The NFL maintained that it did not deliberately mislead players, and said it had relied on the most up-to-date medical information. Still, its decision last week to settle the lawsuit was the right call.
It is unsatisfying that the league won’t have to provide detailed information about its prior practices, and $765 million may be too low. But there are benefits to resolving the case without a trial.
Resolution will come more quickly, which should expedite payments that former players need to obtain appropriate medical care. The settlement also eliminates uncertainty over the eventual outcome of the litigation.
In addition, the agreement with the NFL means that players won’t have the individual burden of proving that the head injuries they suffered in the league were responsible for their health issues. Instead, their compensation will be based on the age of the players and the number of years they played.
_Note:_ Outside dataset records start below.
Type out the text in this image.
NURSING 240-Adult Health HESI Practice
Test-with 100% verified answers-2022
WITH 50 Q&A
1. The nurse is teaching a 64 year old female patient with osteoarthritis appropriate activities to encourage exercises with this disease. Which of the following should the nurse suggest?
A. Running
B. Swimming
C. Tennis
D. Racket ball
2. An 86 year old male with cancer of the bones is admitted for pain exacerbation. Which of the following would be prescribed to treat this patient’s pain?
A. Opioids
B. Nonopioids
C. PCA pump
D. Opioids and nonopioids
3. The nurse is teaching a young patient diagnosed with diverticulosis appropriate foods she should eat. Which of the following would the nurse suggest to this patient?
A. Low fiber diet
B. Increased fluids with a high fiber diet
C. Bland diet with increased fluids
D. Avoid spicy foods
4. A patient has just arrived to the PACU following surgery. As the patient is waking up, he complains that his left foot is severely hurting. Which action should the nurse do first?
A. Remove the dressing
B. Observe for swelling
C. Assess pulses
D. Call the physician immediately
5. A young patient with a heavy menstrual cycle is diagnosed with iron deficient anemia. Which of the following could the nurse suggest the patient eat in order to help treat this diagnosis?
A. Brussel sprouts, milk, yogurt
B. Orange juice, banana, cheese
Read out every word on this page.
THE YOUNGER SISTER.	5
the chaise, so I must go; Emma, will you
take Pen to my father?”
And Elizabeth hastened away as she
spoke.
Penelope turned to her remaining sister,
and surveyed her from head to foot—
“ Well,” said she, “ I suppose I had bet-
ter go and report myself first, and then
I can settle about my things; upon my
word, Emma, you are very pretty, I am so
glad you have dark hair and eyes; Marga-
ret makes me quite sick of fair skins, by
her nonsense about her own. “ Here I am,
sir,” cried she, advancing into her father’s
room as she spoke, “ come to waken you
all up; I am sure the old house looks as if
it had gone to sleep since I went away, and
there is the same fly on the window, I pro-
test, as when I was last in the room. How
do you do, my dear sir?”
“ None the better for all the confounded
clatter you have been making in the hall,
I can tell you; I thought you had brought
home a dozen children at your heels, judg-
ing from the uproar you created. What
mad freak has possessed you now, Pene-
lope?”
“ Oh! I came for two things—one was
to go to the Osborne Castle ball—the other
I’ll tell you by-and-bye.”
No current NFL players are included in the settlement, which must be approved by a federal judge. But increased attention to the medical problems caused by repeated concussions benefits everyone who plays football, from youth leagues through the NFL.
Professional football always will hold the potential for peril — an inevitable consequence of large, strong men plowing into each other on a hard surface. But debilitating outcomes for players need not be a given.
Increased vigilance on the part of NFL officials, owners, and players is vital. The legal settlement is just one play in this long-term game plan.